Ripon Basin to Oxclose Lock
The next few days we’ll be on the river again and staying in places not so cat friendly so today we decided to move back to Oxclose Lock and give Tilly a few hours of freedom, but first we waited for the rain to subside. Six years ago it also rained as we left Ripon.
By 11:30 it looked like it was drying up, time to roll the covers up and make our move, with chores to do it would be a stop start journey. First up to the very end of the Ripon Canal, the trip boat not going anywhere today, here we winded and headed back to the otherside of a cruiser that had joined us yesterday.
The yellow water tank was emptied the container left on the bow to be emptied at the services which was our next port of call. Here we cut the corner again, NB Otter having moved on meant we had more room to play with today. Facing downstream we used the other tap and were surprised that this tap had much better pressure than the other one. The tank would be full by the time we’d done our other chores.
Tilly got a clean pooh box, Mick dealt with rubbish and the yellow water, the tank was full and we could move on, now in the rain!
Six years ago on Lillian we’d squeezed into the two locks on the way up. Mick hadn’t been confident at missing the cill on our way back down, so after topping up with water we’d winded and then reversed through the locks, giving us that bit of comfort knowing that the bow could overhang the cill if needs be. This is one of the reasons we had Oleanna built a foot shorter, we knew she’d fit even if we still had to go behind a bottom gate on a slight diagonal.

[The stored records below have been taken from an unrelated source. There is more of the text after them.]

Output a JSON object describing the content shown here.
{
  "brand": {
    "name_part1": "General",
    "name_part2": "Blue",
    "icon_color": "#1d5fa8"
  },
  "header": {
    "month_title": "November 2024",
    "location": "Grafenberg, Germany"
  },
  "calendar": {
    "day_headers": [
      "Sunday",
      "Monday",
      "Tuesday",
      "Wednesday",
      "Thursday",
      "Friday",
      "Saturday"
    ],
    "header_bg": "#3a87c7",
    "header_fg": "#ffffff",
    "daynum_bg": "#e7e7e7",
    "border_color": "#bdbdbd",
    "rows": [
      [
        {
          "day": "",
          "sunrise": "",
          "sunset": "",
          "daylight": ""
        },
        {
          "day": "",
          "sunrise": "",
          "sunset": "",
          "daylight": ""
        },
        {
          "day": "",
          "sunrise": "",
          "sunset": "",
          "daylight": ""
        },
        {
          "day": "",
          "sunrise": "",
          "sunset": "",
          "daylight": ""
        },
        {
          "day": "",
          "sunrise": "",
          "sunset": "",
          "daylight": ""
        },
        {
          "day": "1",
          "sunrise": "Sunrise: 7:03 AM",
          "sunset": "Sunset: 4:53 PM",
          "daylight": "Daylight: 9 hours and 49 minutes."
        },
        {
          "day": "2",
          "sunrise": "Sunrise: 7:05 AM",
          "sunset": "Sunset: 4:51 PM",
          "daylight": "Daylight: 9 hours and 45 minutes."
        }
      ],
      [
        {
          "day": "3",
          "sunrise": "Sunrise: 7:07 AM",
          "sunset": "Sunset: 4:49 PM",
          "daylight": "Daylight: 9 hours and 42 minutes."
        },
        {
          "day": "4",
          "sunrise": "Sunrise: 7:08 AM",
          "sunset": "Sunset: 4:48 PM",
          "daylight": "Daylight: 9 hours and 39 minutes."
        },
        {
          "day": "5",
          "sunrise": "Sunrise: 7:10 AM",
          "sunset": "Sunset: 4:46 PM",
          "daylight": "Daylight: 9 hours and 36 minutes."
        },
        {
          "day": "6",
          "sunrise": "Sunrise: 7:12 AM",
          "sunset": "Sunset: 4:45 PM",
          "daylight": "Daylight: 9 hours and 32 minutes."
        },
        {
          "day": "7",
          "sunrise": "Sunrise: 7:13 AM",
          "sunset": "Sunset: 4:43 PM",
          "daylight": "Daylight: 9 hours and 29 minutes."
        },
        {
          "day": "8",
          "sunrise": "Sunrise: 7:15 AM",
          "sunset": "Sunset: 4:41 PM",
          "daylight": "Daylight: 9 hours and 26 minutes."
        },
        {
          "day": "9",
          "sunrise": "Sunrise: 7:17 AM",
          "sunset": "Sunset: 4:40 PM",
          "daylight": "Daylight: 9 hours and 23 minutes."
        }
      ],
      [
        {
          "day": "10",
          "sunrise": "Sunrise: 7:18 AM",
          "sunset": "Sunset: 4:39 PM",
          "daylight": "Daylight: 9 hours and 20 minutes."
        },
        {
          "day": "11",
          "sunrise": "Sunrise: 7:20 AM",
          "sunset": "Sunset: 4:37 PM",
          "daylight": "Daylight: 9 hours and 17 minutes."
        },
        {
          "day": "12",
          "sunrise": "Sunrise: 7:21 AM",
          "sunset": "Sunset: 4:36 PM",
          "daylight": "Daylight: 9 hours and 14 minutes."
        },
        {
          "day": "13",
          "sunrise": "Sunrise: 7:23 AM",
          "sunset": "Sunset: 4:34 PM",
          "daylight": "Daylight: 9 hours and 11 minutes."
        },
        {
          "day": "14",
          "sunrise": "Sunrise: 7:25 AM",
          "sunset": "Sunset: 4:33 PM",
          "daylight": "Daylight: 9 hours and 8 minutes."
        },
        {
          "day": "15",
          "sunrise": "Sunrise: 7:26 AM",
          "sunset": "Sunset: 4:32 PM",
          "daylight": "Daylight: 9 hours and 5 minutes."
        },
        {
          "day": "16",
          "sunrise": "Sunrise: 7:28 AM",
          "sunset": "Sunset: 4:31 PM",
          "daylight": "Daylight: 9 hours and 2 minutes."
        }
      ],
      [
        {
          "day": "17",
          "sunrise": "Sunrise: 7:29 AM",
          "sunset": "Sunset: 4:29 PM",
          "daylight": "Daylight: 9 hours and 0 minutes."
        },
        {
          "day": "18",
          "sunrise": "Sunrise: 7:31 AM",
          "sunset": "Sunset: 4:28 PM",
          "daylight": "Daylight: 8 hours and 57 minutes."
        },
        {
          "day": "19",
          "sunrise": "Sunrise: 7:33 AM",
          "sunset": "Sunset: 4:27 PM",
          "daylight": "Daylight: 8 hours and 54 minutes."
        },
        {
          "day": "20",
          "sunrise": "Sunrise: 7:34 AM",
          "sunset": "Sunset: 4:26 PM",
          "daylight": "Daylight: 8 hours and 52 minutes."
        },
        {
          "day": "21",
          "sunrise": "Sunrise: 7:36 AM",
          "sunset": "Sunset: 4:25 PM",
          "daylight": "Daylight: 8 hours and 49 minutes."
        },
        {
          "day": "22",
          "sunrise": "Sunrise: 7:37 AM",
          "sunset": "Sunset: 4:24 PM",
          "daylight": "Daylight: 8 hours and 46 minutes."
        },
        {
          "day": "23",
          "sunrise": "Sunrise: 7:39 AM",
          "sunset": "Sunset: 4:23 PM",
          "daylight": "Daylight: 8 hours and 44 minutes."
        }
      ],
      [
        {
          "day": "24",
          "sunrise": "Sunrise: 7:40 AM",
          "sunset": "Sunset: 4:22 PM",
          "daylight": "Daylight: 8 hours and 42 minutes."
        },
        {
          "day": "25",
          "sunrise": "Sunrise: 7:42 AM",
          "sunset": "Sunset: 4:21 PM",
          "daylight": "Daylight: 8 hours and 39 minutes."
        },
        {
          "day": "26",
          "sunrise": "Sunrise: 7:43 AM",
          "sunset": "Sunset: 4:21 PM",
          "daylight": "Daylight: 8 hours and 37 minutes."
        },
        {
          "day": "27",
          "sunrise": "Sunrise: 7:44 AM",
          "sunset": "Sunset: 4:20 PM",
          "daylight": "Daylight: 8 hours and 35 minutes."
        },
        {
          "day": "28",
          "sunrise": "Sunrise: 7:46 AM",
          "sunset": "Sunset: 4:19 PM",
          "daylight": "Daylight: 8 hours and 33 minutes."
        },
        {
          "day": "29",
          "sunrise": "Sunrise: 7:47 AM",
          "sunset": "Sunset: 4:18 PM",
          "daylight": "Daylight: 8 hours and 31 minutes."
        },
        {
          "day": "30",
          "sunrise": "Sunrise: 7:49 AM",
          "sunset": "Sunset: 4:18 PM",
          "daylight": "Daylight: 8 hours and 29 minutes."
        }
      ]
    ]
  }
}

Pulling out of Bell Furrows Lock I managed to take a photo of the top gate. On facebook groups there are often people complaining of leaking gates, people expecting them to be watertight.
Well this gate is by far the worst we’ve seen in a long time and being a touch long for the lock Mick hid behind closed doors as the lock emptied, keeping his legs dry.
Lillian’s back deck had no gaps in the surround, so leaks like this would only have one way to go and that was through the engine board drains or down into the engine bay itself, another reason for going down backwards.
I then elected to walk down to Oxclose Lock, this was so I could see what lay behind the sideways trees.
First there was a lake, here a few cormorants sat whilst others dived, the occasional swan added a touch of variety.
Then the lake in the middle of the race course. Here a fisherman had erected a green tent and was hoping for a bite.
The last lake was a totally different matter. This is Ripon City Wetlands Reserve. It was filled with thousands of geese, mostly greylags from what I could see. The lakes have been formed from sand and gravel quarries and this last lake is by far the most popular of them all.
Clouds of gaggeling geese flew over trying to find gaps in which to land. The noise was colossal! Glimpses through the sideways trees made me wonder if any more birds could fit!
On the other side of me Mick pootled along, looking a little bit superimposed in my photo here as the bank is so high.
Reaching Oxclose Mick pulled in at the end furthest away from the lock whilst I walked round over the lock gates. Two volunteers were hard at work with a pump and jet wash giving the lock landings a good clean.
Tilly was given five hours and came and went all afternoon. Returning for some Dreamies every hour and then off again to find friends.
At cat curfew time I heard a very loud hiss from the sideways trees and peered into them to see what was happening. Tilly had the biggest mohican back and bushy tail ever and seemed to be having a stand off with something. With back up from me she headed straight for Oleanna, had a good chomp at her evening ding ding and then fell asleep.
2 locks, 2.04 miles, 1 full water tank, 1 empty wee tank, 0 rubbish, 1 farewell to Ripon and it’s otter, 1 damp day, 3 lakes, 1 fisherman, 4578432 geese, 2 volunteers, 1 exhausted cat, 2 soaked trainers, 2 boaters watching the levels.